WHAT. I’m sorry, whaaaaaat?? Maybe I’m just naive but it never occurred to me that anyone could have such hateful opinions about albinism? I mean, I’m sorry, but seriously??? People actually think you’re ‘choosing’ to ‘condemn’… ?? ugh. He looks like a lovely, healthy, happy boy. It’s only really in that last picture I can even tell he looks a little different. And to me, honestly, that’s all albinism has ever been, looking a little different. I’m sure this is why i’m so shocked to see people have such strong views and that they could be so hateful. I will do my best to educate myself on the condition more, but I really don’t understand how people can attack strangers like this. You keep on raising awareness and educating people like me, and I hope you’ll get less and less comments from people like them. You’re doing a great job xx #coolmumclub
The society is unbelievably harsh 🙁
You do such a great job. I’m not sure that it is even worth engaging in debate with people who send you personal messages like that, though that is easier to say for someone not receiving them. People with albinism are beautiful and unique, but even if they weren’t, they would be no less of a person than anyone else. Our society has a looong way still to go on this, but people like you and Carly Findlay for instance are up there paving the way, and it is so important and so great that you are doing that. I could have long conversations with you about pre-natal testing for conditions of diversity, as it’s something that I have become pretty passionate about, though I am pro-choice generally, I don’t think there should be an option for choosing termination based purely on disabilities. I don’t want kids like mine and yours to not have a chance to exist based on their diversity, that is where intolerance begins.

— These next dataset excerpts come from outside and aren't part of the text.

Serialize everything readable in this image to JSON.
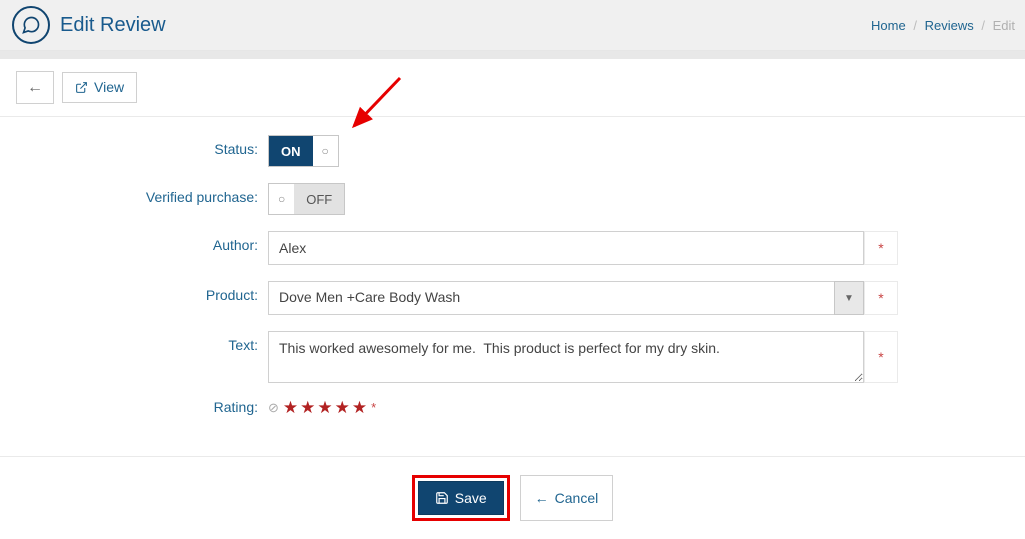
{
  "header": {
    "title": "Edit Review"
  },
  "breadcrumb": {
    "home": "Home",
    "reviews": "Reviews",
    "current": "Edit"
  },
  "toolbar": {
    "view": "View"
  },
  "labels": {
    "status": "Status:",
    "verified": "Verified purchase:",
    "author": "Author:",
    "product": "Product:",
    "text": "Text:",
    "rating": "Rating:"
  },
  "toggles": {
    "status_on": "ON",
    "verified_off": "OFF"
  },
  "fields": {
    "author": "Alex",
    "product": "Dove Men +Care Body Wash",
    "text": "This worked awesomely for me.  This product is perfect for my dry skin."
  },
  "rating": {
    "value": 5,
    "required": "*"
  },
  "required_marker": "*",
  "actions": {
    "save": "Save",
    "cancel": "Cancel"
  }
}
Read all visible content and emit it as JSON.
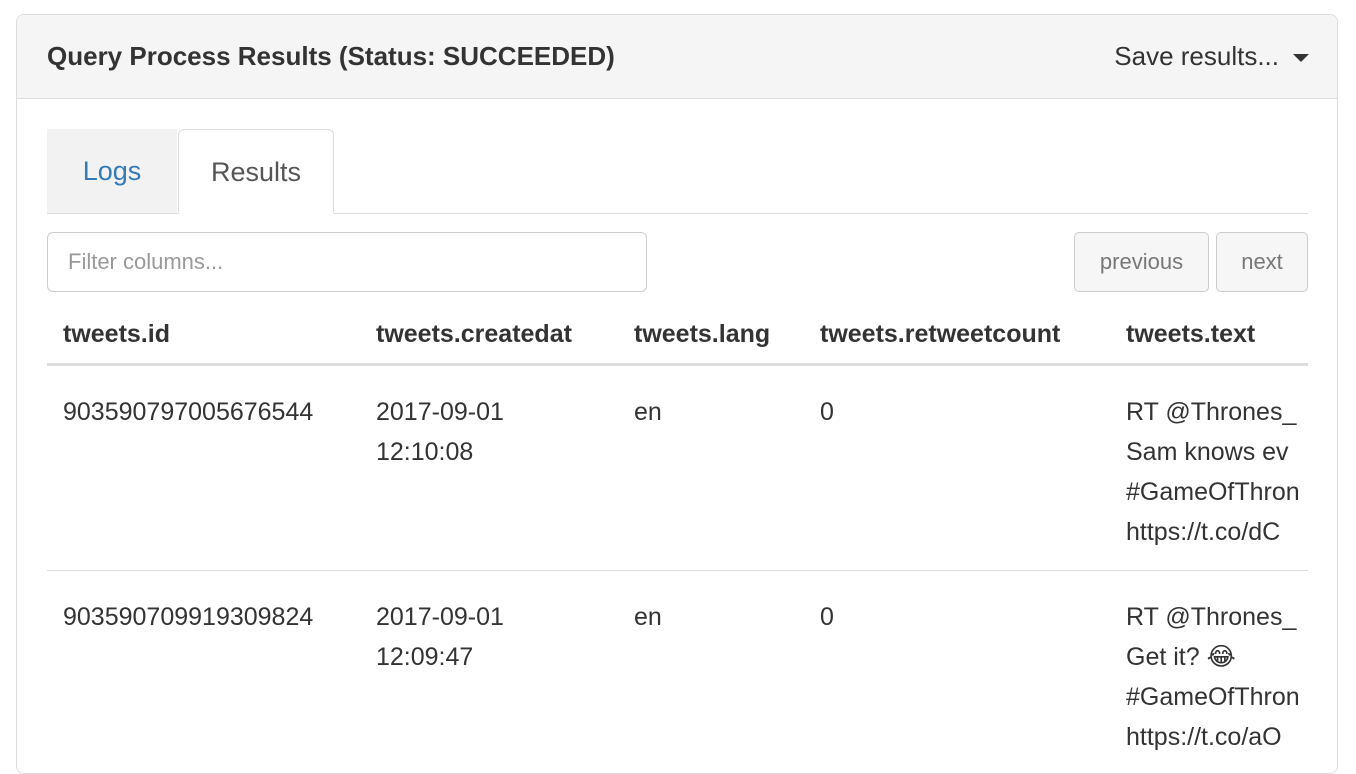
{
  "header": {
    "title": "Query Process Results (Status: SUCCEEDED)",
    "save_label": "Save results..."
  },
  "tabs": [
    {
      "label": "Logs",
      "active": false
    },
    {
      "label": "Results",
      "active": true
    }
  ],
  "filter": {
    "placeholder": "Filter columns...",
    "value": ""
  },
  "pager": {
    "previous_label": "previous",
    "next_label": "next"
  },
  "table": {
    "columns": [
      "tweets.id",
      "tweets.createdat",
      "tweets.lang",
      "tweets.retweetcount",
      "tweets.text"
    ],
    "rows": [
      {
        "id": "903590797005676544",
        "createdat": "2017-09-01\n12:10:08",
        "lang": "en",
        "retweetcount": "0",
        "text": "RT @Thrones_\nSam knows ev\n#GameOfThron\nhttps://t.co/dC"
      },
      {
        "id": "903590709919309824",
        "createdat": "2017-09-01\n12:09:47",
        "lang": "en",
        "retweetcount": "0",
        "text": "RT @Thrones_\nGet it? 😂\n#GameOfThron\nhttps://t.co/aO"
      }
    ]
  },
  "colors": {
    "link": "#337ab7",
    "heading_bg": "#f5f5f5",
    "border": "#dddddd"
  }
}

That is shocking. I’m so sorry you have had to deal with that, and more so your son. I can’t believe that people can be so small minded and uneducated in this day and age as to believe some of that nonsense. Never mind what they believe, the fact that they feel they have a right to confront and challenge you on your family and child is even worse! I am a huge advocate for non-judgmental parenting.
Big hugs to you, your son and your whole family.
#coolmumclub
The kid is beautiful, and I dont understand why people can be so cruel. And why always prey on the so called different? It should be a blessing to be different and not be the same as every other grey person in the crowd.